< /head > Colorado Coalition for Human Rights: CIA and Secret Terror Prisons

Wednesday, November 02, 2005

CIA and Secret Terror Prisons

A long but interesting article from the Washington Post about the CIA and secret prisons. The full article can be found by clicking here, but here are a few excerpts from the article:

While the Defense Department has produced volumes of public reports and testimony about its detention practices and rules after the abuse scandals at Iraq's Abu Ghraib prison and at Guantanamo Bay, the CIA has not even acknowledged the existence of its black sites. To do so, say officials familiar with the program, could open the U.S. government to legal challenges, particularly in foreign courts, and increase the risk of political condemnation at home and abroad....Although the CIA will not acknowledge details of its system, intelligence officials defend the agency's approach, arguing that the successful defense of the country requires that the agency be empowered to hold and interrogate suspected terrorists for as long as necessary and without restrictions imposed by the U.S. legal system or even by the military tribunals established for prisoners held at Guantanamo Bay....It is illegal for the government to hold prisoners in such isolation in secret prisons in the United States, which is why the CIA placed them overseas, according to several former and current intelligence officials and other U.S. government officials. Legal experts and intelligence officials said that the CIA's internment practices also would be considered illegal under the laws of several host countries, where detainees have rights to have a lawyer or to mount a defense against allegations of wrongdoing.
Host countries have signed the U.N. Convention Against Torture and Other Cruel, Inhuman or Degrading Treatment or Punishment, as has the United States. Yet CIA interrogators in the overseas sites are permitted to use the CIA's approved "Enhanced Interrogation Techniques," some of which are prohibited by the U.N. convention and by U.S. military law. They include tactics such as "waterboarding," in which a prisoner is made to believe he or she is drowning. Some detainees apprehended by the CIA and transferred to foreign intelligence agencies have alleged after their release that they were tortured, although it is unclear whether CIA personnel played a role in the alleged abuse. Given the secrecy surrounding CIA detentions, such accusations have heightened concerns among foreign governments and human rights groups about CIA detention and interrogation practices.
The contours of the CIA's detention program have emerged in bits and pieces over the past two years. Parliaments in Canada, Italy, France, Sweden and the Netherlands have opened inquiries into alleged CIA operations that secretly captured their citizens or legal residents and transferred them to the agency's prisons.
More than 100 suspected terrorists have been sent by the CIA into the covert system, according to current and former U.S. intelligence officials and foreign sources. This figure, a rough estimate based on information from sources who said their knowledge of the numbers was incomplete, does not include prisoners picked up in Iraq.

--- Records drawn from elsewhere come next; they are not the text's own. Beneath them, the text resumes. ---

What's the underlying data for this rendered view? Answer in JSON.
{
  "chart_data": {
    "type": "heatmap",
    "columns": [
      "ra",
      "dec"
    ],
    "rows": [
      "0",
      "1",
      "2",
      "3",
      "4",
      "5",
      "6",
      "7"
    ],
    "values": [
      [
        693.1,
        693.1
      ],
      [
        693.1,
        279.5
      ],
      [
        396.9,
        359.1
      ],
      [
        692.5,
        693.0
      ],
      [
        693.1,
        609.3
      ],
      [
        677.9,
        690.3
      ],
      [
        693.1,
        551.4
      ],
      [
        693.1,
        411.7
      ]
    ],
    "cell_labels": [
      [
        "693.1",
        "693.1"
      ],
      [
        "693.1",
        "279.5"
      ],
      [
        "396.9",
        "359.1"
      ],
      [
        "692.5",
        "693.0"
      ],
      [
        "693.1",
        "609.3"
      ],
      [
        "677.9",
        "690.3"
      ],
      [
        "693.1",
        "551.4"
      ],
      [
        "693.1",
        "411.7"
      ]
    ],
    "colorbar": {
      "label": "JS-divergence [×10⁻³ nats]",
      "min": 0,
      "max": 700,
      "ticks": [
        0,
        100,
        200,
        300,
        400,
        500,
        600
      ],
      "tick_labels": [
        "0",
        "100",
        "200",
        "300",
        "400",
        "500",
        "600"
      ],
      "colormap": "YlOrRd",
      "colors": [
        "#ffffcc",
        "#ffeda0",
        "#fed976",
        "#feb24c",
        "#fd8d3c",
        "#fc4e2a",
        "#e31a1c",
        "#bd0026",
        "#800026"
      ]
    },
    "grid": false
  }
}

This is an important piece of news, especially after the Senate recently voted to define and limit interrogation techniques, with President Bush threatening to veto the bill and Vice President Cheney attempting to exempt the CIA from the legislation. How this nation carries itself abroad and the image it projects reflects on the actions and involvment of its citizens. To think that the world's leading democracy would put up with torture and the same techniques used by its "enemies" is disheartening, lets hope Congress and the American people stand up to the administration and end this practice.

Update 11/04/05: EU, rights group to probe reports of secret CIA jails

---Tom Hayes

1 Comments:

Blogger Wolfgang P. May said...

Apart from the obvious humanitarian considerations, information obtained through torture is unreliable: When I served as Intelligence Operations Officer of the 4th US Armored Division in Germany, our professional interrogators told me that they try to develop a rapport with the detainee.

This takes a few days, but the intel from that is usually very good. Torture is used only by pathetic, despicable amateurs.

For inside info into the world of pofessional interrogators, read "Talking with Victor Charlie: by Tourison.